“Foul beasts!” he grumbled. “Can’t even eat the damn things!” He pounded the axe into the ground to clean the blade and stomped off toward Kelvin’s Cairn.
Drizzt put Guenhwyvar back into the pack and went to retrieve his scimitar from the other monster.
“Come on, elf,” scolded the dwarf. “We’ve five miles an more of road to go!”

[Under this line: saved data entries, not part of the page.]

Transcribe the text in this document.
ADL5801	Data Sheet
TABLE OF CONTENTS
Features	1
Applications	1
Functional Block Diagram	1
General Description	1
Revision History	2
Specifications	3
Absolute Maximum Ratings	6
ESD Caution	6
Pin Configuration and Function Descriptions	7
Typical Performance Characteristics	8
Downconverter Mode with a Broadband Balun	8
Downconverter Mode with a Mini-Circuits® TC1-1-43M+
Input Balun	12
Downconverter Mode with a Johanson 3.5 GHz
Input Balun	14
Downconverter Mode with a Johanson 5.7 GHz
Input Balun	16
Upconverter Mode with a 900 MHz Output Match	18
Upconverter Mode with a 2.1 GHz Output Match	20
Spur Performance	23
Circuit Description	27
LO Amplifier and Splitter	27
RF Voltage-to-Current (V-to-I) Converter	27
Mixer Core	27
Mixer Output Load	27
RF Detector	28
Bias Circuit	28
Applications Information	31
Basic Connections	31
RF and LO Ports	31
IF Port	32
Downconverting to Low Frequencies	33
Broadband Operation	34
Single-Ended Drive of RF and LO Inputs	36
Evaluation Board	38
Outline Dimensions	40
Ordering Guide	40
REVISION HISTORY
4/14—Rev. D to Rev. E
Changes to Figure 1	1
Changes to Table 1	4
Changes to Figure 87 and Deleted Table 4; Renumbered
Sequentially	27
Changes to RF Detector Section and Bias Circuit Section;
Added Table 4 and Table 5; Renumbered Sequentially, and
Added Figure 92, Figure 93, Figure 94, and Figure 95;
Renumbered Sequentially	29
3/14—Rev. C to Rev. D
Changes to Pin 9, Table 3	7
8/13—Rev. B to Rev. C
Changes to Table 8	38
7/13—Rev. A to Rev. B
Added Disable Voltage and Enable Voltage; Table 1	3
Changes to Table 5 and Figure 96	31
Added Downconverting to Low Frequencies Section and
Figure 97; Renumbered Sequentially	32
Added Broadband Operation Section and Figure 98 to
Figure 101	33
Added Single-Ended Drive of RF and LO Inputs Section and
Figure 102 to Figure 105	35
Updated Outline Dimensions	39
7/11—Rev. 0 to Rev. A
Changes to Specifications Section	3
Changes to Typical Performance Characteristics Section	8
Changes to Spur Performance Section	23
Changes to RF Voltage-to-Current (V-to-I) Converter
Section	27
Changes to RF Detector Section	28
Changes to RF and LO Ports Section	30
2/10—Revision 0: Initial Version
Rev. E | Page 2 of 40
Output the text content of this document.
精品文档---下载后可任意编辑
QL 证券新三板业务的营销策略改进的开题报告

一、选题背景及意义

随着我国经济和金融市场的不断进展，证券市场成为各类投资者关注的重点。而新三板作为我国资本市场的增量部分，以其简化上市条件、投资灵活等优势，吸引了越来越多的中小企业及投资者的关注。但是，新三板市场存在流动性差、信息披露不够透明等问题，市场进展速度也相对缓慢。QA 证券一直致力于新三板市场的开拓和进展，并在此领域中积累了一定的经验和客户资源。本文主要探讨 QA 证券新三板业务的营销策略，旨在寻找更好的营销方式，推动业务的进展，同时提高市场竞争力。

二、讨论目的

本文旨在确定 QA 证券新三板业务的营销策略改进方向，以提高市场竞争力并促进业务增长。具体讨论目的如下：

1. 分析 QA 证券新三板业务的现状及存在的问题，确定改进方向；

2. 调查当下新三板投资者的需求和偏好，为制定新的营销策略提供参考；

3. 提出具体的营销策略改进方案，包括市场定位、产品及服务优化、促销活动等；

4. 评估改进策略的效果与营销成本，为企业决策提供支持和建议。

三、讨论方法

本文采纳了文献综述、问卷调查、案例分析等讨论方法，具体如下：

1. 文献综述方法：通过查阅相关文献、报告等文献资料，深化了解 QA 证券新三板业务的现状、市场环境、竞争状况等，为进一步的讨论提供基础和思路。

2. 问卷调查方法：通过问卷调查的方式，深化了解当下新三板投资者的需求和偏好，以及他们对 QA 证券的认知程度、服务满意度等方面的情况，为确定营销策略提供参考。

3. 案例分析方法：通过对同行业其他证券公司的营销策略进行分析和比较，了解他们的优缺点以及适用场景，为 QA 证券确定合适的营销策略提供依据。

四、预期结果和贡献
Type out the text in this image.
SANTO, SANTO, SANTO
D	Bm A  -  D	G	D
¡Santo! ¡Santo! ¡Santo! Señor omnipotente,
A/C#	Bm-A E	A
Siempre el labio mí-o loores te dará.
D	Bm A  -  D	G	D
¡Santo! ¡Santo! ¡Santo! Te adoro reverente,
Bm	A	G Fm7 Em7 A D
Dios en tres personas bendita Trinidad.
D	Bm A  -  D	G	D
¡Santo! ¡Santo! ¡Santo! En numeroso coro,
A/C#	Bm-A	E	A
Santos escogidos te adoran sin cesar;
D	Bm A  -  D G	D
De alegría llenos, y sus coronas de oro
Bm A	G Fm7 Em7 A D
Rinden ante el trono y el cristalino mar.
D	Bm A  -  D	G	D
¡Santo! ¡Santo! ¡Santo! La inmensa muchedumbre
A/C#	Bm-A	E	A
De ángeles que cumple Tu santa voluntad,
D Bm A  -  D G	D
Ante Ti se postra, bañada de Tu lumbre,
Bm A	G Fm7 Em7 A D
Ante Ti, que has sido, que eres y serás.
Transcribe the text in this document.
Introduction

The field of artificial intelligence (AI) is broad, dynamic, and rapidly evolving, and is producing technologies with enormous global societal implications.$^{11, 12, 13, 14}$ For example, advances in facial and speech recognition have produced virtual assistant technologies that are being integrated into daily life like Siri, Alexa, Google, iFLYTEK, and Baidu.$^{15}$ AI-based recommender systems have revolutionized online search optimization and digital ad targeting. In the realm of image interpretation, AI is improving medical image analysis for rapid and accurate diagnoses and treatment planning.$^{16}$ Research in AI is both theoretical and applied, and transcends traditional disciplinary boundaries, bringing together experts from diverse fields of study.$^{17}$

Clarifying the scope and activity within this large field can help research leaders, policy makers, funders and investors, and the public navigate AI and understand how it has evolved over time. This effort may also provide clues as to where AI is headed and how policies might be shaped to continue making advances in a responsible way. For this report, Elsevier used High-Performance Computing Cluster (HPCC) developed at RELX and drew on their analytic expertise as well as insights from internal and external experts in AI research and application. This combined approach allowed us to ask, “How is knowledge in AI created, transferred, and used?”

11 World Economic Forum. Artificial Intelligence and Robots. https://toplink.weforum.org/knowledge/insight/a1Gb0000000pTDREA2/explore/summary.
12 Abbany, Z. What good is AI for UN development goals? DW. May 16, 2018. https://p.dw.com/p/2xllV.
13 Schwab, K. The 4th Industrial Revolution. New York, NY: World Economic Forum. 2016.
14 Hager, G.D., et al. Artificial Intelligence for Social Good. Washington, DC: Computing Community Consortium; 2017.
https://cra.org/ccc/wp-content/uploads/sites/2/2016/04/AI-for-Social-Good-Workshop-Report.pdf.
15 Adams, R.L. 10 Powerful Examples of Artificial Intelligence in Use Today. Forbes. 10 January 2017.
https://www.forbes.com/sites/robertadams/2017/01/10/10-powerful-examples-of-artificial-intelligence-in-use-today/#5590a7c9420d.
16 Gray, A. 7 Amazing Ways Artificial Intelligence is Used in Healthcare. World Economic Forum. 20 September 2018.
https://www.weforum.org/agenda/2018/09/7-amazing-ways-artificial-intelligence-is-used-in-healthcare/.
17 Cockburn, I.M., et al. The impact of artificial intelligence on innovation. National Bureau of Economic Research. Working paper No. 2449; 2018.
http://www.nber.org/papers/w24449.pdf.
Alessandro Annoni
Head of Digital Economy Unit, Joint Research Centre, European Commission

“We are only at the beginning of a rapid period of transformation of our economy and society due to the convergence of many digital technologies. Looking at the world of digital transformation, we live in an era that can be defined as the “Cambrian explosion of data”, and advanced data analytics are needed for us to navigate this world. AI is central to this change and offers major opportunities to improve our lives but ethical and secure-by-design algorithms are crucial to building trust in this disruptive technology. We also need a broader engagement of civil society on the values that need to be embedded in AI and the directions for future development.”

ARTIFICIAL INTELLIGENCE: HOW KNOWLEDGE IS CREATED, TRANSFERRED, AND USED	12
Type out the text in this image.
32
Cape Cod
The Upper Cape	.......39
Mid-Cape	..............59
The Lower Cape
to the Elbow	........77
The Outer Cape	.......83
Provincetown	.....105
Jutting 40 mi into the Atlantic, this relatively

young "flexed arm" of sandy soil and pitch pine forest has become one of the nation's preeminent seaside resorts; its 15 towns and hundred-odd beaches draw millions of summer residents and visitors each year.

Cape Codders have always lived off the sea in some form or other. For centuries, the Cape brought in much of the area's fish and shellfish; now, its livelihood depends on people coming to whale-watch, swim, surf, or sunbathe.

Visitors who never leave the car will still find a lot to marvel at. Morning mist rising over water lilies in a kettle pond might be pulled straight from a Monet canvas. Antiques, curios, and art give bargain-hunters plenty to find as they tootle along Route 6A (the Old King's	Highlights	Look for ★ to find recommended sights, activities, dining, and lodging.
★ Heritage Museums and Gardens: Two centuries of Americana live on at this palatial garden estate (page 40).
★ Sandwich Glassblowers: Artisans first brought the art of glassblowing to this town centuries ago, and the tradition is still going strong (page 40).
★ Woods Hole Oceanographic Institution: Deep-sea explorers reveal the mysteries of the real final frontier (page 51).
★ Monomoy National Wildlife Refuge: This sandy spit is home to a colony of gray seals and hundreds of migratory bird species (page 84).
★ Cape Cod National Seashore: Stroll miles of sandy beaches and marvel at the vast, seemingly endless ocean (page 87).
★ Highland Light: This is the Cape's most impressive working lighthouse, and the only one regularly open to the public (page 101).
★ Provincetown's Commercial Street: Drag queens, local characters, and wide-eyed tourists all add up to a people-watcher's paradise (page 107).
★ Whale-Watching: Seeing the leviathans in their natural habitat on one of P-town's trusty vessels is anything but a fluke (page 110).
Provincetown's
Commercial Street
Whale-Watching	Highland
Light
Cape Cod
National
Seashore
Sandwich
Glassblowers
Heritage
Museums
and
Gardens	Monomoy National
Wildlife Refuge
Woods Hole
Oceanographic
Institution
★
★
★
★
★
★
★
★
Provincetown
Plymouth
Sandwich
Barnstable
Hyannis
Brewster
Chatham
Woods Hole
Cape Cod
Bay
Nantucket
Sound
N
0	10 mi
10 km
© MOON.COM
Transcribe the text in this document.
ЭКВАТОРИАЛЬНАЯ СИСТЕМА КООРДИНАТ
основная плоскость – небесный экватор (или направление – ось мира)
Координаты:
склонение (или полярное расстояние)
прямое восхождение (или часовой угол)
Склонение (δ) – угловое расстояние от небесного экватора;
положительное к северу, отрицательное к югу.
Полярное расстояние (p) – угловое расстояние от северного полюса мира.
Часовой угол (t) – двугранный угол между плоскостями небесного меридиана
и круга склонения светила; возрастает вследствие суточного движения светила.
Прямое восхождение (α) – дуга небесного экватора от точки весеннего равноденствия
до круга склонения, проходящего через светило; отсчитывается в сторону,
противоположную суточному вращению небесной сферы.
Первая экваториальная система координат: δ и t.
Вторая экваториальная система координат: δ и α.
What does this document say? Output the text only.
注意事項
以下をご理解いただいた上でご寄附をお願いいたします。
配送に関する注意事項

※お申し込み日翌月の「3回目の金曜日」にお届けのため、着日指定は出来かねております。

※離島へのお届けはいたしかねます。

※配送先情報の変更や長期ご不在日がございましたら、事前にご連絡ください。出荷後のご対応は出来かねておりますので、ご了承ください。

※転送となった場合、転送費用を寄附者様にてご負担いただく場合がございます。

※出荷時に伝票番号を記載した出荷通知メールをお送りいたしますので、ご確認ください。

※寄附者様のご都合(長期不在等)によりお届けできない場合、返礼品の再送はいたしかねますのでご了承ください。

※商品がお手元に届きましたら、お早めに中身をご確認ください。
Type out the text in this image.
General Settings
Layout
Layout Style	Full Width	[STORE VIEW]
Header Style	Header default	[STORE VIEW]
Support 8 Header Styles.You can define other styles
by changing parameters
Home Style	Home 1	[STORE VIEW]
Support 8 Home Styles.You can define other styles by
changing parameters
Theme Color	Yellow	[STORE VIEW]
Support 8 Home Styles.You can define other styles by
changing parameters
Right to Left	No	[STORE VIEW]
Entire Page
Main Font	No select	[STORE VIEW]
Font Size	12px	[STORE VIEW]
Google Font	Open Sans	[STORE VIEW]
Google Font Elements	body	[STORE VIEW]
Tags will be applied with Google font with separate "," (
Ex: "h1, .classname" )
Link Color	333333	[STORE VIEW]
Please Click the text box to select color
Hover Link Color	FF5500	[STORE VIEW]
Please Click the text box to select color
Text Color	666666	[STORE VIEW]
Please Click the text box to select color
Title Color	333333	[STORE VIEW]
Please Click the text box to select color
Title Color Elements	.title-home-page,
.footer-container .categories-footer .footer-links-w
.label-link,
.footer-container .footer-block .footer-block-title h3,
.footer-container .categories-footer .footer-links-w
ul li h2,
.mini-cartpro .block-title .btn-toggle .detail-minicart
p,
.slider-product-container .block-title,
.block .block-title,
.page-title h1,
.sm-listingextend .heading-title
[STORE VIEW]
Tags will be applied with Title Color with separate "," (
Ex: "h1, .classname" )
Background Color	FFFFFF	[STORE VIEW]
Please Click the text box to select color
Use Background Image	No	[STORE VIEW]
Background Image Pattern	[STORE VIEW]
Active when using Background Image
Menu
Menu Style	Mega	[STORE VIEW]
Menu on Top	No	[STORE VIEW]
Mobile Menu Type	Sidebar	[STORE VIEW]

Drizzt shook his head; and wiped the bloodstained blade on the felled monster’s fur: “Roll on, Bruenor Battlehammer,” he whispered under his smile. “And know to your pleasure that every monster along our trail will mark well your passing and keep its head safely hidden!”
3. The Mead Hall
Many miles north of Ten-Towns, across the trackless tundra to the northernmost edge of land in all the Realms, the frosts of winter had already hardened the ground in a white-tipped glaze. There were no mountains or trees to block the cold bite of the relentless eastern wind, carrying the frosty air from Reghed Glacier. The great bergs of the Sea of Moving Ice drifted slowly past, the wind howling off of their high-riding tips in a grim reminder of the coming season. And yet, the nomadic tribes who summered there with the reindeer had not journeyed with the herd’s migration southwest along the coast to the more hospitable sea on the south side of the peninsula.
The unwavering flatness of the horizon was broken in one small corner by a solitary encampment, the largest gathering of barbarians this far north in more than a century. To accomodate the leaders of the respective tribes, several deerskin tents had been laid out in a circular pattern, each encompassed in its own ring of campfires. In the center of this circle, a huge deerskin hall had been constructed, designed to hold every warrior of the tribes. The tribesmen called it Hengorot, “The Mead Hall,” and to the northern barbarians this was a place of reverence, where food and drink were shared in toasts to Tempos, the God of Battle.